Dans le billet précédent de cette série, j’ai promis de montrer comment les hypothèses de puissance économique et de taux de pertes peuvent être combinées au sein d’un même modèle informatique. Hier, le SocArxiv a finalement publié ma prépublication décrivant ce modèle (il a fallu plusieurs semaines pour résoudre certains problèmes bureaucratiques), et je peux maintenant y renvoyer les lecteurs :
Test empirique des prédictions d’un modèle de guerre d’attrition pour la guerre en Ukraine
En outre, grâce à mon assistant de recherche Jakob, vous pouvez maintenant jouer avec le modèle vous-même :
Modèle de guerre d’attrition (AWM)
Le modèle de guerre d’attrition est assez simple : il s’agit essentiellement d’un outil de comptabilité.
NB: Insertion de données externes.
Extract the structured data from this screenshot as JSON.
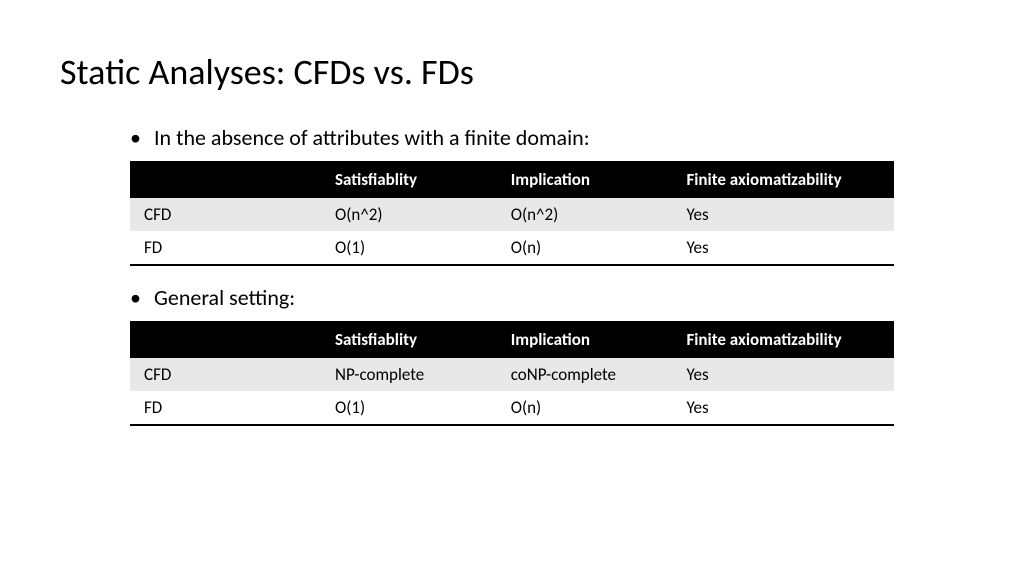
{
  "title": "Static Analyses: CFDs vs. FDs",
  "sections": [
    {
      "bullet": "In the absence of attributes with a finite domain:",
      "table": {
        "headers": [
          "",
          "Satisfiablity",
          "Implication",
          "Finite axiomatizability"
        ],
        "rows": [
          [
            "CFD",
            "O(n^2)",
            "O(n^2)",
            "Yes"
          ],
          [
            "FD",
            "O(1)",
            "O(n)",
            "Yes"
          ]
        ]
      }
    },
    {
      "bullet": "General setting:",
      "table": {
        "headers": [
          "",
          "Satisfiablity",
          "Implication",
          "Finite axiomatizability"
        ],
        "rows": [
          [
            "CFD",
            "NP-complete",
            "coNP-complete",
            "Yes"
          ],
          [
            "FD",
            "O(1)",
            "O(n)",
            "Yes"
          ]
        ]
      }
    }
  ]
}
Les principales hypothèses sont (1) la dynamique future de la production de matériel de guerre par les belligérants, (2) la manière dont le matériel est converti en pertes et (3) la manière dont le point final est déterminé. Les détails se trouvent dans la prépublication.
Mais le message général est très clair. Une fois que la guerre est entrée dans la phase d’attrition (fin 2022) et qu’il est clair que les sanctions occidentales n’ont pas réussi à stopper la capacité de production russe, l’issue finale est devenue, pour l’essentiel, une certitude mathématique. Bien sûr, il est toujours possible qu’un événement majeur de faible probabilité (“fat tail”) vienne changer la donne, mais en partant du principe qu’il ne se produira pas, le modèle prédit, en fin de compte, la victoire de la Russie. Cette prédiction est résumée dans ce graphique (qui est une version un peu plus sophistiquée du graphique principal du billet que j’ai publié en juillet, Guerre en Ukraine IV : Projections) :
Si l’issue finale ne fait aucun doute (à moins d’un événement qui change la donne), il existe une grande incertitude quant à la durée du conflit (dans le modèle, une courbe brune croisant le niveau quelque part dans la bande bleue). Une partie de cette incertitude est due à divers événements aléatoires affectant la prédiction, mais une partie encore plus importante est due au manque de connaissances précises sur les paramètres du modèle et les conditions initiales (telles que les stocks initiaux d’obus et les taux de leur dépense), Ce dernier problème sera quelque peu amélioré après la fin de la guerre, lorsque de meilleures connaissances seront disponibles.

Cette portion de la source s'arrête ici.